One thing I’ve noticed lately is that my focus during my writer’s notebook (WNB) time has been getting a bit scattered. I usually write in my WNB at my work desk in the mornings, and my computer is right nearby (it’s an L-shaped desk), so as I’ve started writing in the notebook, my brain will get the itch to check some email or internet-y thing, and before I know it, I’m toggling between the WNB and the computer.

Not a great move for what’s supposed to be analog, handwritten, pen-and-paper time. I really value the act of handwriting in my notebook. It uses a different part of my brain; it generates ideas differently than my computer typing does. I sometimes do those mind-map things in my WNB, or I draw charts, so using pen and paper instead of a word processor is suitable. But generally, I just like writing by hand and keeping all my stuff in a notebook.

And yet, when I write at my work desk, the computer is always siren-songing, trying to get me to click on something, and I have little power to resist. The WNB writing becomes hectic and scattered and often truncated.

As things would have it, this morning I wrote in my WNB at the dining room table. And guess what? I wrote a good two and a half pages without interruption. I got deeply immersed in the topic I was writing about, and I felt a lot calmer and more thoughtful afterward. The complete opposite of the scatterbrained, divided self I’ve become at the work desk.

Austin Kleon has talked about his analog and digital workspaces, and I guess I thought I had those two spaces in the two lengths of my L-shaped desk. One side housed my computer (digital workspace), the other a clear, open desk (analog). But they’re not two separate desks, and the reality is that the digital workspace has a kind of foggy aura that creeps from the computer and envelopes the entire desk, both sides of the L. I’m not kidding that the computer is a kind of singing siren. Even if I try to focus on my WNB, the screen is just over my shoulder, a huge shiny-eyed overlord, watching and willing me to turn my focus toward its all-consuming gaze.
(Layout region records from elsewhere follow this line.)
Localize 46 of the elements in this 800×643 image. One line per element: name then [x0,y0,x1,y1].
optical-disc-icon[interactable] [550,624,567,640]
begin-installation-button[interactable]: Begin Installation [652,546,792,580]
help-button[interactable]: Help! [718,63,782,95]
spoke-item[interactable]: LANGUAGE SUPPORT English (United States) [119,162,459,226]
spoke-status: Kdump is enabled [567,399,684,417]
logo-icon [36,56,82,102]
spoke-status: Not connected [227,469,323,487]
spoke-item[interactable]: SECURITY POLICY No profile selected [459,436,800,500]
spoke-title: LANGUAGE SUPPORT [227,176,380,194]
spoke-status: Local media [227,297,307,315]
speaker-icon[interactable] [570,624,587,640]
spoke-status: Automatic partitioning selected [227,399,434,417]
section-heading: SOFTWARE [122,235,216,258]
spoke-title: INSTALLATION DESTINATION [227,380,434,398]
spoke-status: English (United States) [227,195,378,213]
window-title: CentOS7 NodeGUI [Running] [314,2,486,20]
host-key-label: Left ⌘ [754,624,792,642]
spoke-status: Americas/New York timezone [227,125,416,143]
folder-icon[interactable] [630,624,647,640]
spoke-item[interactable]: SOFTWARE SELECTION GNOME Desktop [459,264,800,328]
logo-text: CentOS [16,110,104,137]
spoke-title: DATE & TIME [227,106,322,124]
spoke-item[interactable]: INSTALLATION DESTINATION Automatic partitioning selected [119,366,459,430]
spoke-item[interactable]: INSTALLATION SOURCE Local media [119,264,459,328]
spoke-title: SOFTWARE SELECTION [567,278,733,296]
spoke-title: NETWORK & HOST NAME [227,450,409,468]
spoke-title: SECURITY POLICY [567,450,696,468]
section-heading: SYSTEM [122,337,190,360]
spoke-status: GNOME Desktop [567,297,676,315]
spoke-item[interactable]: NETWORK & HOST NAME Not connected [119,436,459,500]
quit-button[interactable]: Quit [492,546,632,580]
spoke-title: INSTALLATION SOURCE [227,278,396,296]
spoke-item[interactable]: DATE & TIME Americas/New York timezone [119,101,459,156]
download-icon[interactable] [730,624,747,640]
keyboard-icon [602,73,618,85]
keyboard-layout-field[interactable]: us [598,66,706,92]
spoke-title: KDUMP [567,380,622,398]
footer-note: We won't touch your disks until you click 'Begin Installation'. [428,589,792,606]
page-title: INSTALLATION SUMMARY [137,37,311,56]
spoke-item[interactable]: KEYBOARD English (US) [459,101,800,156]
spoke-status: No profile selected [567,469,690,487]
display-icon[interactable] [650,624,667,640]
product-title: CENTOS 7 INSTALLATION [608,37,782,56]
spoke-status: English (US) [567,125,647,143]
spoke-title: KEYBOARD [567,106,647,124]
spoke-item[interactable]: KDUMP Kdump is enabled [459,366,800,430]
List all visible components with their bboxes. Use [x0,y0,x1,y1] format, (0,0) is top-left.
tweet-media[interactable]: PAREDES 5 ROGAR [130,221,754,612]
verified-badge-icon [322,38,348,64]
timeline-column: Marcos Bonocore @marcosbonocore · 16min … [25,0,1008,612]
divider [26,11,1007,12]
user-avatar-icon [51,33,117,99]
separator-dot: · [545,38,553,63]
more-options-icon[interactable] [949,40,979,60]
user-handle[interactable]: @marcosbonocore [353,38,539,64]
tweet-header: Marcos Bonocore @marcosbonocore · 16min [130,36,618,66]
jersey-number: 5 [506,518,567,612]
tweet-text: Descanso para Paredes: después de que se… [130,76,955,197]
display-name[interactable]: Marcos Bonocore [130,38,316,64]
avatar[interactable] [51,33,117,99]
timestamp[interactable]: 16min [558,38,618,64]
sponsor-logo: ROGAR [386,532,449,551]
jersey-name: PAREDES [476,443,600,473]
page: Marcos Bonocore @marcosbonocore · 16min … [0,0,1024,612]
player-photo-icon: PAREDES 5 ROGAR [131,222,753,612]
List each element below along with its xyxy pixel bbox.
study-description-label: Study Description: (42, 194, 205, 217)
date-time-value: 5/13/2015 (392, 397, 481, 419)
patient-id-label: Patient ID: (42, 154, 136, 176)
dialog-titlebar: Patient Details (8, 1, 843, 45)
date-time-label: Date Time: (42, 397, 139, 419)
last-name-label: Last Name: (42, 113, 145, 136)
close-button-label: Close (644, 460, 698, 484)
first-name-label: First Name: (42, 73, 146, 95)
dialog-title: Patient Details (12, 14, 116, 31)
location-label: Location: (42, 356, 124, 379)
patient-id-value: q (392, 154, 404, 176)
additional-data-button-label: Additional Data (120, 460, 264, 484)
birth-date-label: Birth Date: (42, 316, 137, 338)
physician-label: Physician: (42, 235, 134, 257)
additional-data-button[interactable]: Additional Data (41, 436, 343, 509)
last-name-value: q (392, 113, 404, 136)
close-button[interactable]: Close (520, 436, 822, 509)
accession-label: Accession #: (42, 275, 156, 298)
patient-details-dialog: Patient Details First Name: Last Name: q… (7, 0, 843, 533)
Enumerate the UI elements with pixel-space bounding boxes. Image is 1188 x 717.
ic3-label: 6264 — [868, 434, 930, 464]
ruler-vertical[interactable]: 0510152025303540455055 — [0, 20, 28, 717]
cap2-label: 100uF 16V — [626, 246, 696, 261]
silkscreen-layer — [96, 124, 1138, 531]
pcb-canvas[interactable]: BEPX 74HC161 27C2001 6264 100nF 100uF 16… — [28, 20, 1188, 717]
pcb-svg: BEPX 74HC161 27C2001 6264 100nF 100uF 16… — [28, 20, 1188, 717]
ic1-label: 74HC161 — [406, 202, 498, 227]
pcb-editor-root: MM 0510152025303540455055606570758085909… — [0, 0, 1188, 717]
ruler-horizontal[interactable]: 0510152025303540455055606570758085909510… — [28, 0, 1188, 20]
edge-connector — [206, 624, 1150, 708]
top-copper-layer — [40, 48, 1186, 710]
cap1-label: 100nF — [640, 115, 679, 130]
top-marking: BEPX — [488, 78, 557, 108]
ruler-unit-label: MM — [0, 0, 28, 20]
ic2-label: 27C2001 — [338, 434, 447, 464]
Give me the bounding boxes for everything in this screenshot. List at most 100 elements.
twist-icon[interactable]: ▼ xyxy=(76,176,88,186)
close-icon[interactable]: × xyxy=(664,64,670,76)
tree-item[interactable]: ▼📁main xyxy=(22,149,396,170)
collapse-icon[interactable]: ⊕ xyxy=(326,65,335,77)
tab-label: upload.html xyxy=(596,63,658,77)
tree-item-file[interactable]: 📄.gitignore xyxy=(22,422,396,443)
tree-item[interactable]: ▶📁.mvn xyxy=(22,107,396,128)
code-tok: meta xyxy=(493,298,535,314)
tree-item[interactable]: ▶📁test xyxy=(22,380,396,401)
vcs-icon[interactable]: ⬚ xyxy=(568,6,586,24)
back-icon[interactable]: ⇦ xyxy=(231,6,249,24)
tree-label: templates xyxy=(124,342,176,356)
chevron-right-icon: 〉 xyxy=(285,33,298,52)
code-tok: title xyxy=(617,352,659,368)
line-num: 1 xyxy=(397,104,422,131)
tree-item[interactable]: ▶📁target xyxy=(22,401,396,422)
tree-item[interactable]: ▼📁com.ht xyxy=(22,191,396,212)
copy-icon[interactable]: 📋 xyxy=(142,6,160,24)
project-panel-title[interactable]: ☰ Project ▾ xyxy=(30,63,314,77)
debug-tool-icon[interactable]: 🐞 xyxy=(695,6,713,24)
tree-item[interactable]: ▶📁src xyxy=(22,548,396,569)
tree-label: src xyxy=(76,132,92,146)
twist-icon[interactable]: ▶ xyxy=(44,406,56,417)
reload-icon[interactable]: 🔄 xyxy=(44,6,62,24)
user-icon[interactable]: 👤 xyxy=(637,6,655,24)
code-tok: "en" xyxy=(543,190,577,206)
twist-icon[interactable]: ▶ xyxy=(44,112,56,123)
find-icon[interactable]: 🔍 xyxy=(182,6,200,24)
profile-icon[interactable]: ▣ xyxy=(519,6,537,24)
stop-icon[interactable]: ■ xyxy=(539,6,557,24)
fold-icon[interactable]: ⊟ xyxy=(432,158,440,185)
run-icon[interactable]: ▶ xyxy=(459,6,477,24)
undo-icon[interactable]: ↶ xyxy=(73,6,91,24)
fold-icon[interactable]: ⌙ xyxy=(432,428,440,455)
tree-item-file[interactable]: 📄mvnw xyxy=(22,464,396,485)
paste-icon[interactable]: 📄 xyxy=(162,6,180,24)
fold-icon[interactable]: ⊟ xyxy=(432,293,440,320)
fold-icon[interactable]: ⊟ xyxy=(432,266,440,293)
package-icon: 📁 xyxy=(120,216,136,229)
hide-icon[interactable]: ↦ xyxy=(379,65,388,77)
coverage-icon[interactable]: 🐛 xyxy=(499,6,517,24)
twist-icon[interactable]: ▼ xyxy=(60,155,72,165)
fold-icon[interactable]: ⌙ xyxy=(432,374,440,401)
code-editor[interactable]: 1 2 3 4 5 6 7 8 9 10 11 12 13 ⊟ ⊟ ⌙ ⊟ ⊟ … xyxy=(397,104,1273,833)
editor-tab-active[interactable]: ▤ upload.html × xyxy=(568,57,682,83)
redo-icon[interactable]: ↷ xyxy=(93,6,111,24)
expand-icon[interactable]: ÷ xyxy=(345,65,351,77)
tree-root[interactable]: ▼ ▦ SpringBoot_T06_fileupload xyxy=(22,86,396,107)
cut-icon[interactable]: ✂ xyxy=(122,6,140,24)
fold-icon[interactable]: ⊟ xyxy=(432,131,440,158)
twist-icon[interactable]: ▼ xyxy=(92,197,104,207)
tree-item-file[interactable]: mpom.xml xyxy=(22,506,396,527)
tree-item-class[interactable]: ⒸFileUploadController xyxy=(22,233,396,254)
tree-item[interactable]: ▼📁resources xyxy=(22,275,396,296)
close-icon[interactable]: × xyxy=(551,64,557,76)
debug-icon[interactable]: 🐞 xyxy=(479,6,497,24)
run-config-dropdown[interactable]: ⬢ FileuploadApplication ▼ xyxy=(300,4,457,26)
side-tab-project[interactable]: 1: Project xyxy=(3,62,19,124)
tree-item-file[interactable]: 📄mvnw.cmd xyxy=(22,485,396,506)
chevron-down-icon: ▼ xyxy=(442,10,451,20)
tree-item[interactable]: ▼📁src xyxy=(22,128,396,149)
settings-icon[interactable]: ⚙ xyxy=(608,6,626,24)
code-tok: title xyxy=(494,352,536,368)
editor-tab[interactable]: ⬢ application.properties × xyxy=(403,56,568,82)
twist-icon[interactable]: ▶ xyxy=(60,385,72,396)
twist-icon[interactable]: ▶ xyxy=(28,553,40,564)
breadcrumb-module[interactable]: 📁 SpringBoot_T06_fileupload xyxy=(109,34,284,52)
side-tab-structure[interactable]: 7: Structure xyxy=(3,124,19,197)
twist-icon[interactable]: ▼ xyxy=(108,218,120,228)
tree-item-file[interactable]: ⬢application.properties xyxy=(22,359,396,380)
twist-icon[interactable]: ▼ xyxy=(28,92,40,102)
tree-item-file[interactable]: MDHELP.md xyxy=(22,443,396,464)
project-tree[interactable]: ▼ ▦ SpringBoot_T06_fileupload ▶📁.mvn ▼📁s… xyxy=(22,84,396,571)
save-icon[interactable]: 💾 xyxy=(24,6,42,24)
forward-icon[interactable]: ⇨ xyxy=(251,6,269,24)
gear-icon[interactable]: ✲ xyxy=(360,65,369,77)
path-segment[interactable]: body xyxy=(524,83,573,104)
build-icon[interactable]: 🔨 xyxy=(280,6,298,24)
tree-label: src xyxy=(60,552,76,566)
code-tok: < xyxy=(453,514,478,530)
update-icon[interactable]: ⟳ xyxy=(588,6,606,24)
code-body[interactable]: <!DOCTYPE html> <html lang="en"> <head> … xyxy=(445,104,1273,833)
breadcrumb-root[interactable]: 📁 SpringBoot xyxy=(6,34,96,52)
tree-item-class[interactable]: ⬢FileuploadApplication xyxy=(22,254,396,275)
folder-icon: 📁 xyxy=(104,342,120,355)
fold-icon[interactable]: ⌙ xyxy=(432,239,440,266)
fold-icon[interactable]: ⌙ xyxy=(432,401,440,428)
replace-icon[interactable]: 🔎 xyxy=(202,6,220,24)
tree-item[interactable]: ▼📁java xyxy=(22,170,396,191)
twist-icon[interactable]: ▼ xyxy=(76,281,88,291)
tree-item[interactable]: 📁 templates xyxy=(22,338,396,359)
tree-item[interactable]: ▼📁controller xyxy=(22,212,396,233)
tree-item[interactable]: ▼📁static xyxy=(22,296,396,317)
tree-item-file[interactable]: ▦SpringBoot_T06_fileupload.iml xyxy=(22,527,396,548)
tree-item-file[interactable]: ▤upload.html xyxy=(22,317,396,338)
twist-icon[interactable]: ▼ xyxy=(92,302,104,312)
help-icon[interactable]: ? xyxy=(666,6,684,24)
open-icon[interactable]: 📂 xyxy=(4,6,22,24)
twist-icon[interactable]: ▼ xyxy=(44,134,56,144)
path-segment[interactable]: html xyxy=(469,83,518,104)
At the dining room table, I’m free of the screen’s glare. I can actually immerse myself in the blank page without feeling like some omnipresence is watching me.

That’s the thing about these screens, isn’t it? Even when we’re not using them, when we’ve got them turned off or in sleep mode, or the cover on the iPad is closed, their very presence in our proximity makes us itchy and anxious. Better click on that browser just to see what’s going on… Better open that app just to check…

This behavior is antithetical to what I want from my WNB. Being at the dining room table — surrounded by windows to the outside where the bird feeders are active with songbirds and squirrels — and away from any digital device, means I can focus deeply on the WNB.

Maybe I need to do my notebook writing at the dining room table every morning.